A2A is peer-to-peer over HTTPS, and the Agent Card advertises which auth schemes the peer accepts (bearer tokens, OAuth2, mTLS). Peers are often different organisations. Authentication is an inter-org concern and demands a stronger model.
Transport
MCP originally spoke over stdio — the client spawns the server as a subprocess and they communicate over standard streams. HTTP transport was added later for hosted servers but is still the minority case.
A2A is HTTPS-native. Peers live on different hosts in different orgs by default. Long-running tasks use async delivery with callback URLs or optional Server-Sent Events streams.
Task model
Under MCP, a tool call is synchronous and short. The model asks the server to run a function, the server runs it, returns a result. Anything long-running (a placement test taking two minutes) fits awkwardly — you typically start a job and have the model poll a status tool until it flips to "complete".
A2A treats long-running work as a first-class case. Tasks declaremode: async and the caller registers a callback URL; the responder posts the result when ready. For a deliverability agent whose work takes minutes, this is the right shape.
Side by side
Dimension MCP (Model Context Protocol) A2A (Agent-to-Agent)
--------- ----------------------------- --------------------
Author Anthropic (2024) Google (2025)
Layer Tool use within one agent Delegation across agents
Discovery Config file + tools/list /.well-known/agent.json
Transport stdio (typical) or HTTP HTTPS only
Auth model Local env var Bearer / OAuth2 / mTLS
Task model Synchronous function call Sync or async with callback
Natural consumer Claude Desktop, Cursor, IDEs Agent frameworks, pipelines
Natural producer Developer tools Specialised service agentsWhen MCP wins
- You want a developer at a keyboard to invoke your service through Claude Desktop or Cursor.
- Your operations are short and have obvious function signatures.
- The caller is always the same LLM, one client at a time, with local credentials.
Our MCP server at ldm-inbox-check-mcp is the canonical example.

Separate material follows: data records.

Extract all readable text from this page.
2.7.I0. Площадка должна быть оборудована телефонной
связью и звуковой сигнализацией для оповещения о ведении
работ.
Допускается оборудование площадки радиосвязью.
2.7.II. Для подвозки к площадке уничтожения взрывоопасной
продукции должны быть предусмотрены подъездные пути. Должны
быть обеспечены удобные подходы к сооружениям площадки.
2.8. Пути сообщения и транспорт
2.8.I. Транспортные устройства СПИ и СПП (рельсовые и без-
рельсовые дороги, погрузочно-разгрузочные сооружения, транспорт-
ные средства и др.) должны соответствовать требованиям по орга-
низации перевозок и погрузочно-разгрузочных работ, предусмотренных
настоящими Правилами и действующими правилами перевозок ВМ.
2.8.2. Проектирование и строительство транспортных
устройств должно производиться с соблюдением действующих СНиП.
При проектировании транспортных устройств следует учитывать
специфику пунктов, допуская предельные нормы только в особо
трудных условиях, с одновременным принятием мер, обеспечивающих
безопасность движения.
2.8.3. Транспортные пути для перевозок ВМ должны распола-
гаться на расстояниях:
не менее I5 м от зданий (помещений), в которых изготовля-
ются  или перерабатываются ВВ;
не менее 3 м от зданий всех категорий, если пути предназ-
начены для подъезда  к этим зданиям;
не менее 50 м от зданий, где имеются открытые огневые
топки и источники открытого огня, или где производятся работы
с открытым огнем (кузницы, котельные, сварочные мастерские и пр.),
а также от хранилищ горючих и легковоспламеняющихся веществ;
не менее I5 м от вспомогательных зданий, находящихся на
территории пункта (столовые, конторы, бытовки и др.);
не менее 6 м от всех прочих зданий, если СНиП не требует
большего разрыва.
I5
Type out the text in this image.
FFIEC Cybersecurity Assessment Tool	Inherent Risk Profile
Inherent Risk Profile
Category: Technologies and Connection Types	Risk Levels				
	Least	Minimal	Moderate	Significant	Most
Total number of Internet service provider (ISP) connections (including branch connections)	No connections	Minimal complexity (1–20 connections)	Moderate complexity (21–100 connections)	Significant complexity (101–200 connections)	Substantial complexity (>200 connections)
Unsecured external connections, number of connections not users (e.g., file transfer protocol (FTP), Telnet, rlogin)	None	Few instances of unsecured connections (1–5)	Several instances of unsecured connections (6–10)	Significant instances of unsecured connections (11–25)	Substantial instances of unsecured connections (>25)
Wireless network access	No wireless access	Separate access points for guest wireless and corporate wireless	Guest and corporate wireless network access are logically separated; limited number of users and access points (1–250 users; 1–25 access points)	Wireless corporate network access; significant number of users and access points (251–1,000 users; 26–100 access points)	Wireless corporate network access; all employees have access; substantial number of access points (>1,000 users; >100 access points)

A developer opens Claude Desktop, types "test this template", Claude calls start_test and get_test, the developer reads the verdict.
When A2A wins
- Another service — not a developer's chat client — wants to consume your capability unattended.
- The work is long-running and should not block the caller.
- The caller is itself an autonomous agent composing multiple peers.
- You want discoverability: other teams should be able to find you without a custom integration.
A hybrid example
Here is how the two protocols compose in practice, using our deliverability agent as the integration point.
- A reviewer agent (LangGraph) is asked to vet an outbound cold email draft.
- The reviewer reads our A2A Agent Card, sees
inbox-placement-test, and POSTs a task. - Inside our service, the agent that services that capability runs its own tools through an internal MCP server — one tool for seed-mailbox dispatch, one for header parsing, one for result aggregation.
- The placement test completes; our agent POSTs the verdict back to the reviewer's callback URL.
- The reviewer decides whether to approve the draft.
A2A sits at the boundary between organisations. MCP sits inside each agent. Neither protocol is trying to do the other's job.
Do not wrap MCP tools in A2A just because A2A is newer. If the consumer is a single LLM calling functions, MCP is lighter, faster, and better-supported by IDE clients. Adding A2A for no reason means an extra HTTP hop and worse UX in Claude Desktop.
Choosing for a new integration
A decision checklist:
- Will the primary consumer be a human using an AI IDE or chat client? → MCP.
- Will the primary consumer be another autonomous service? → A2A.
- Is the operation long-running (> 10 seconds) and inherently async? → A2A handles this natively; MCP needs workarounds.
- Do you want discoverability across organisations? → A2A.
- All of the above? → Ship both. The business logic underneath is the same.